I was in such situation too, so I decided to create a PowerShell function Get-MDMClientData to gather and merge information from all (or subset of) these services to be able to easily detect problematic clients. And function Get-ClientStatusReport to get the report with problematic clients.
For SCCM data retrieval:
- working SCCM Administration Service API (should be by default)
- account with proper permissions to read device data (SCCM admin or follow this tutorial)
For Intune & Azure data retrieval:
- Azure App registration ID & secret with permissions to read device data (follow this tutorial)
For AD data retrieval:
- AD PowerShell module
- domain user
I am using Azure App registration for authentication instead of user credentials because of the possibility to use it in an unattended way.
- Meet prerequisites for services you want to get data from
- Download Get-MDMClientData.ps1 script
- Search for "FIXME" in downloaded script and do what they say and save the file
- Dot source downloaded script in PowerShell console
- Run function Get-MDMClientData (with appropriate parameters)

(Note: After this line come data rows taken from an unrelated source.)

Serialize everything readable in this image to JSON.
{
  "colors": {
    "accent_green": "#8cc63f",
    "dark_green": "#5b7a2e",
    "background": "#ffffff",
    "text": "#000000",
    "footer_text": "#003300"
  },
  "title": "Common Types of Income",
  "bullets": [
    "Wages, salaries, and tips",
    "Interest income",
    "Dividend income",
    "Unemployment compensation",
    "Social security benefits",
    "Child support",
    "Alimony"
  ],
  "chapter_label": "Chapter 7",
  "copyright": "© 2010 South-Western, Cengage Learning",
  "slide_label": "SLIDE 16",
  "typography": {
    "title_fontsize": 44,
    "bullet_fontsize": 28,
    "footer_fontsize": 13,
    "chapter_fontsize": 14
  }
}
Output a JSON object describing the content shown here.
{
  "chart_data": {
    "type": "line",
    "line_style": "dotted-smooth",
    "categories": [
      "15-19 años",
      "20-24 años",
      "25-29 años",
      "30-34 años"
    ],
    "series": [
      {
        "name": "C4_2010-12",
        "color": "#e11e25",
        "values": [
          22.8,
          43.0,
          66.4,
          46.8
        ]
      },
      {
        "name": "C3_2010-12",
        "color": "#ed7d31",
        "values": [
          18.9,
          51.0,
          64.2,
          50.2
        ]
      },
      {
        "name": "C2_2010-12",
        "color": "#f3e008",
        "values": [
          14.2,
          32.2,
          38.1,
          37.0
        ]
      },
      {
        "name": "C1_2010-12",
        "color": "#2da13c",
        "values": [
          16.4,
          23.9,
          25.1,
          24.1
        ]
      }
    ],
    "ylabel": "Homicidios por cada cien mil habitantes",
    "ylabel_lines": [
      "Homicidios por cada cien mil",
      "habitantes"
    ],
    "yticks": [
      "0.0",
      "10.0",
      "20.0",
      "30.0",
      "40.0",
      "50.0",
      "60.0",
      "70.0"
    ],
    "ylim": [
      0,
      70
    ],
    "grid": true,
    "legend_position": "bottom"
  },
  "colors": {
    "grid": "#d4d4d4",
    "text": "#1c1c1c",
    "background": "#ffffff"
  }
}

- Download and (in the same console where you dot sourced Get-MDMClientData) dot source Get-ClientStatusReport and call Get-ClientStatusReport
Table of contents
- How function Get-MDMClientData works
- Getting problematic clients report
How function Get-MDMClientData works
The function Get-MDMClientData.ps1 purpose is to get client "health" data from one (or subset) of the services (Active Directory, Azure Active Directory, SCCM, Intune) into one place (object). To easily detect and diagnose problems. It uses Graph API for reading client's data from Intune ad AzureAD and SCCM Administration Service API for getting SCCM client's data. For each service, it gathers only chosen (important) properties and adds them to the resultant object.
! Beware that before first use, it has to be manually edited ! Search for "FIXME" inside the function text and do what they say, i.e. hardcode your SCCM server name and your Azure tenant name.

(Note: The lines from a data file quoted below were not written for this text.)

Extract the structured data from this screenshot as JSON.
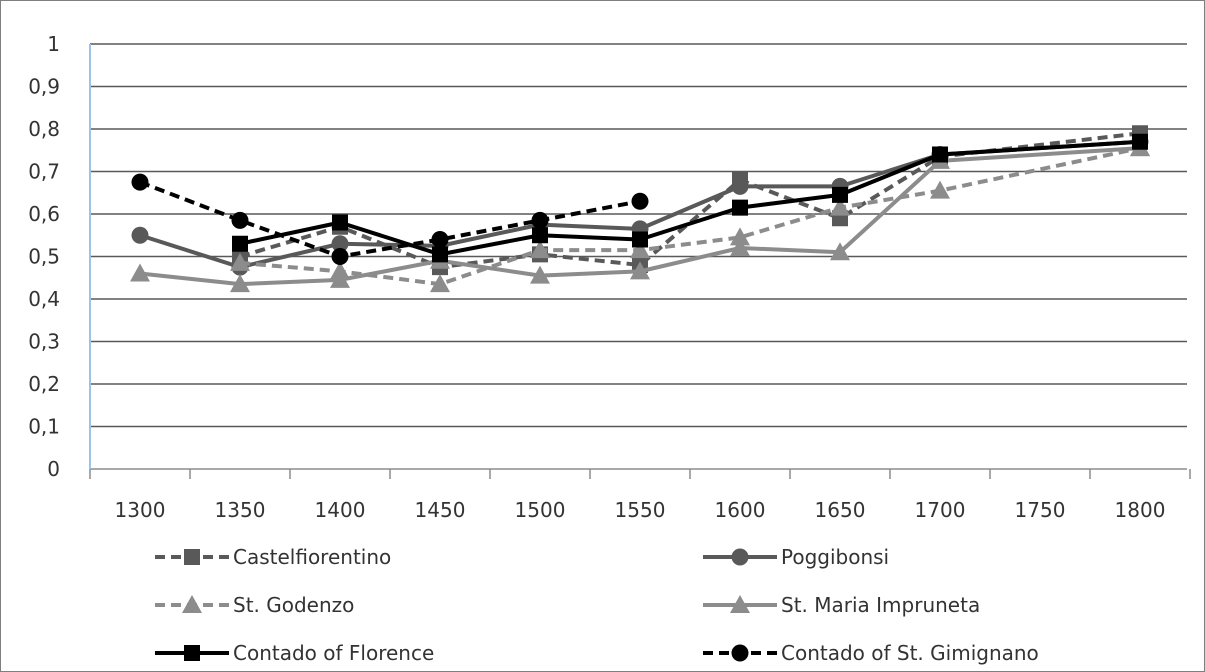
{
  "chart_data": {
    "type": "line",
    "title": "",
    "xlabel": "",
    "ylabel": "",
    "x": [
      1300,
      1350,
      1400,
      1450,
      1500,
      1550,
      1600,
      1650,
      1700,
      1750,
      1800
    ],
    "x_tick_labels": [
      "1300",
      "1350",
      "1400",
      "1450",
      "1500",
      "1550",
      "1600",
      "1650",
      "1700",
      "1750",
      "1800"
    ],
    "ylim": [
      0,
      1
    ],
    "y_tick_labels": [
      "0",
      "0,1",
      "0,2",
      "0,3",
      "0,4",
      "0,5",
      "0,6",
      "0,7",
      "0,8",
      "0,9",
      "1"
    ],
    "grid": true,
    "legend_position": "bottom",
    "series": [
      {
        "name": "Castelfiorentino",
        "color": "#595959",
        "dash": "dashed",
        "marker": "square",
        "points": [
          [
            1350,
            0.5
          ],
          [
            1400,
            0.57
          ],
          [
            1450,
            0.475
          ],
          [
            1500,
            0.505
          ],
          [
            1550,
            0.48
          ],
          [
            1600,
            0.68
          ],
          [
            1650,
            0.59
          ],
          [
            1700,
            0.735
          ],
          [
            1800,
            0.79
          ]
        ]
      },
      {
        "name": "Poggibonsi",
        "color": "#595959",
        "dash": "solid",
        "marker": "circle",
        "points": [
          [
            1300,
            0.55
          ],
          [
            1350,
            0.475
          ],
          [
            1400,
            0.53
          ],
          [
            1450,
            0.525
          ],
          [
            1500,
            0.575
          ],
          [
            1550,
            0.565
          ],
          [
            1600,
            0.665
          ],
          [
            1650,
            0.665
          ],
          [
            1700,
            0.74
          ],
          [
            1800,
            0.77
          ]
        ]
      },
      {
        "name": "St. Godenzo",
        "color": "#8c8c8c",
        "dash": "dashed",
        "marker": "triangle",
        "points": [
          [
            1350,
            0.485
          ],
          [
            1400,
            0.465
          ],
          [
            1450,
            0.435
          ],
          [
            1500,
            0.515
          ],
          [
            1550,
            0.515
          ],
          [
            1600,
            0.545
          ],
          [
            1650,
            0.615
          ],
          [
            1700,
            0.655
          ],
          [
            1800,
            0.755
          ]
        ]
      },
      {
        "name": "St. Maria Impruneta",
        "color": "#8c8c8c",
        "dash": "solid",
        "marker": "triangle",
        "points": [
          [
            1300,
            0.46
          ],
          [
            1350,
            0.435
          ],
          [
            1400,
            0.445
          ],
          [
            1450,
            0.49
          ],
          [
            1500,
            0.455
          ],
          [
            1550,
            0.465
          ],
          [
            1600,
            0.52
          ],
          [
            1650,
            0.51
          ],
          [
            1700,
            0.725
          ],
          [
            1800,
            0.755
          ]
        ]
      },
      {
        "name": "Contado of Florence",
        "color": "#000000",
        "dash": "solid",
        "marker": "square",
        "points": [
          [
            1350,
            0.53
          ],
          [
            1400,
            0.58
          ],
          [
            1450,
            0.505
          ],
          [
            1500,
            0.55
          ],
          [
            1550,
            0.54
          ],
          [
            1600,
            0.615
          ],
          [
            1650,
            0.645
          ],
          [
            1700,
            0.74
          ],
          [
            1800,
            0.77
          ]
        ]
      },
      {
        "name": "Contado of St. Gimignano",
        "color": "#000000",
        "dash": "dashed",
        "marker": "circle",
        "points": [
          [
            1300,
            0.675
          ],
          [
            1350,
            0.585
          ],
          [
            1400,
            0.5
          ],
          [
            1450,
            0.54
          ],
          [
            1500,
            0.585
          ],
          [
            1550,
            0.63
          ]
        ]
      }
    ]
  }
}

The function internally uses a lot of other custom functions. I've added them to the function body to make the usage as simple as possible.
How result can look like
As you can see the resulting object contains all necessary data from all services to understand the current situation of the client and to easily compare data between services.

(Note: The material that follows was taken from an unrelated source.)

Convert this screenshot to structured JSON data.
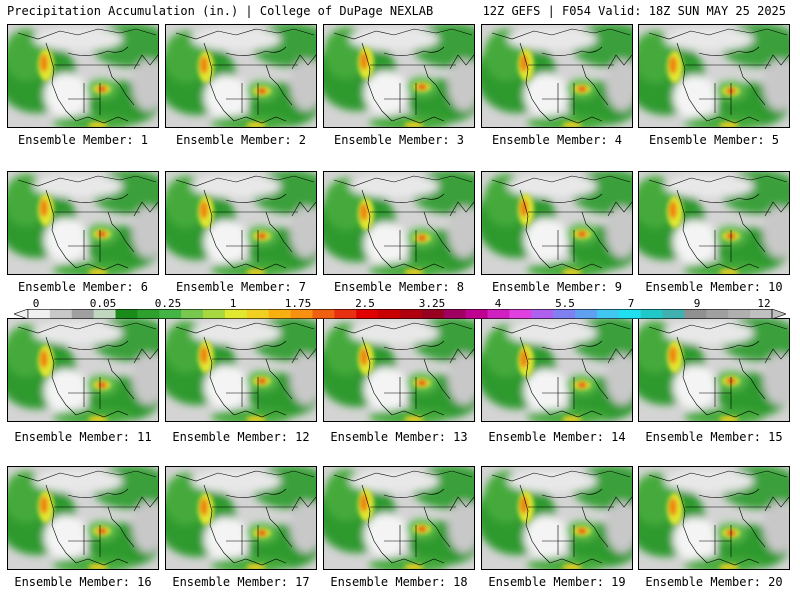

In the last chapter of this post, I will show you an example of the report that can be generated from this data.
Getting problematic clients report
How function Get-ClientStatusReport works
Function Get-ClientStatusReport leverages function Get-MDMClientData for getting all necessary clients data. Then by defining several thresholds (which can be modified via function parameters) and some internal logic, it decides which clients are problematic. The result is returned as colored plaintext! So nothing fancy, therefore feel free to modify it to suit your needs.
How result can look like
As you can see report gives you a list of problematic clients per service and additional data that can help you solve the problems if available.